Par exemple, la réduction de la consommation de carburant aux 100 km d'une automobile relève de la première dimension, alors que la réduction du kilométrage annuel relève de la seconde. L'effet rebond annule une partie voire la totalité des bénéfices environnementaux obtenus sur une des dimensions du fait d'effets « secondaires » sur l'autre dimension : améliorer les performances en terme de consommation d'un véhicule peut conduire à une « intensification » de son usage (augmentation du kilométrage annuel, de la vitesse moyenne, etc.).

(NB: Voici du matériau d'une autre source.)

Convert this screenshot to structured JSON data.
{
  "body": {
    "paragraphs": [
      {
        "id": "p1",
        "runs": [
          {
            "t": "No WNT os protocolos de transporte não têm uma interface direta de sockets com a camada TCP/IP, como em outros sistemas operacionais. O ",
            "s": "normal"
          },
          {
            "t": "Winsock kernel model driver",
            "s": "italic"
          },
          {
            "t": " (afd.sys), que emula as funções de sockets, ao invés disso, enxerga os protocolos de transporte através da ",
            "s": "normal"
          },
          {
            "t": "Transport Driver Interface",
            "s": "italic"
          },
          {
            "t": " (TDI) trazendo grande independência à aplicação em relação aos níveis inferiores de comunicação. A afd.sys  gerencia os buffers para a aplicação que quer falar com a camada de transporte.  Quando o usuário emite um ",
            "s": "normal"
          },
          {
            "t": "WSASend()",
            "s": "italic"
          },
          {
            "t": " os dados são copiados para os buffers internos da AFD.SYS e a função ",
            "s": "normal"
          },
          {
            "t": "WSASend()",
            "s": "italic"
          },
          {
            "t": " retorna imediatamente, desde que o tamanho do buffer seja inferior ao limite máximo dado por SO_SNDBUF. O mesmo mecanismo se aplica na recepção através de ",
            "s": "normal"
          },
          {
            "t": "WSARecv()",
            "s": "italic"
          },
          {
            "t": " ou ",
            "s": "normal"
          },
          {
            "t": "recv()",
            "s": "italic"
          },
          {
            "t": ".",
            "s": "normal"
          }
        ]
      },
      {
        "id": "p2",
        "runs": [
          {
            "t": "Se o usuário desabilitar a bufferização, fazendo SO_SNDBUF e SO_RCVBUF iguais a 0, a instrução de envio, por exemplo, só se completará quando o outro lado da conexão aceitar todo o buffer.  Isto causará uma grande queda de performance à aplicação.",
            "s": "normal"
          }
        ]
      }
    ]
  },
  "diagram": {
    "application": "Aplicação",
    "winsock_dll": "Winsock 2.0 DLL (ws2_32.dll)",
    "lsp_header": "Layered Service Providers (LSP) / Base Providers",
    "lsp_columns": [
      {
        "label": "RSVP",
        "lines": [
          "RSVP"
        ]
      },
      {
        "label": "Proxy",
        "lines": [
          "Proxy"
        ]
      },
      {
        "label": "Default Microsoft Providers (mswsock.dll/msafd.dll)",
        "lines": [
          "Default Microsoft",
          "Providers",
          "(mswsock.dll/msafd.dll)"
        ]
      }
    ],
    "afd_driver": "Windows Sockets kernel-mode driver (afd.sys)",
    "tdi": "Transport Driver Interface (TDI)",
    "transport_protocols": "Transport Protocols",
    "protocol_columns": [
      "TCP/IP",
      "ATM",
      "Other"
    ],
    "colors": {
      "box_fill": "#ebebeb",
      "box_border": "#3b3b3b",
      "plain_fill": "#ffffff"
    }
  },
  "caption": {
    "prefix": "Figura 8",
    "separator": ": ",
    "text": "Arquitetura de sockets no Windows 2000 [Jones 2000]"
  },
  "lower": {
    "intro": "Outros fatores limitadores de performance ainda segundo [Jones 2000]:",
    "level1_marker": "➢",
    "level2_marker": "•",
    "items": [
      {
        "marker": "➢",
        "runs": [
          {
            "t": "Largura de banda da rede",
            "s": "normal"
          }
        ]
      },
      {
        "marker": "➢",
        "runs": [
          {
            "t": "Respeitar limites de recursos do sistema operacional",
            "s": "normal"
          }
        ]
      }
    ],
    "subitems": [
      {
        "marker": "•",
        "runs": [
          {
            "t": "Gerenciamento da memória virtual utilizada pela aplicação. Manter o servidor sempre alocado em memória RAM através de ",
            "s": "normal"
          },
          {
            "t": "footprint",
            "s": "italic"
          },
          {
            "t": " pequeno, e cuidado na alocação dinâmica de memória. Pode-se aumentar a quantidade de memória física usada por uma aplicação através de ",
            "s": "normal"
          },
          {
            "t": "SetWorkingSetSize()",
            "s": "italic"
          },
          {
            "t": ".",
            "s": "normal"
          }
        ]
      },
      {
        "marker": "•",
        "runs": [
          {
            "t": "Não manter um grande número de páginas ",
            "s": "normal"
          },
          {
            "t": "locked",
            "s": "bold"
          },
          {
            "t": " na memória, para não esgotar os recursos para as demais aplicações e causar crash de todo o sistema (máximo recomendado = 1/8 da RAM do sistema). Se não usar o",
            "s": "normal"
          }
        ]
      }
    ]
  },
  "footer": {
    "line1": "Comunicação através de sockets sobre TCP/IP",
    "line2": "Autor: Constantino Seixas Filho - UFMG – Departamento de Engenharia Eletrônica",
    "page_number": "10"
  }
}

Qu'est-ce que l'effet rebond ?

Une technologie plus efficace a tendance à être plus utilisée, par exemple à cause de la baisse des coûts d'utilisation. C'était déjà le constat que faisait W.S. Jevons pendant la révolution industrielle en Angleterre au XIXe siècle à propos des progrès d'efficacité énergétique de la machine à vapeur : ceux-ci avaient en effet conduit à une augmentation de la demande en charbon et non à l'inverse. Cette situation est appelée effet rebond (plus exactement effet rebond direct), ou paradoxe de Jevons en référence à cet exemple historique du charbon. Un exemple typique d'effet rebond est le trafic induit : une infrastructure de transport plus efficace peut causer une augmentation de la demande, c'est-à-dire du trafic routier. Ce phénomène empêche de résoudre les problèmes de congestion par simple augmentation des capacités routières.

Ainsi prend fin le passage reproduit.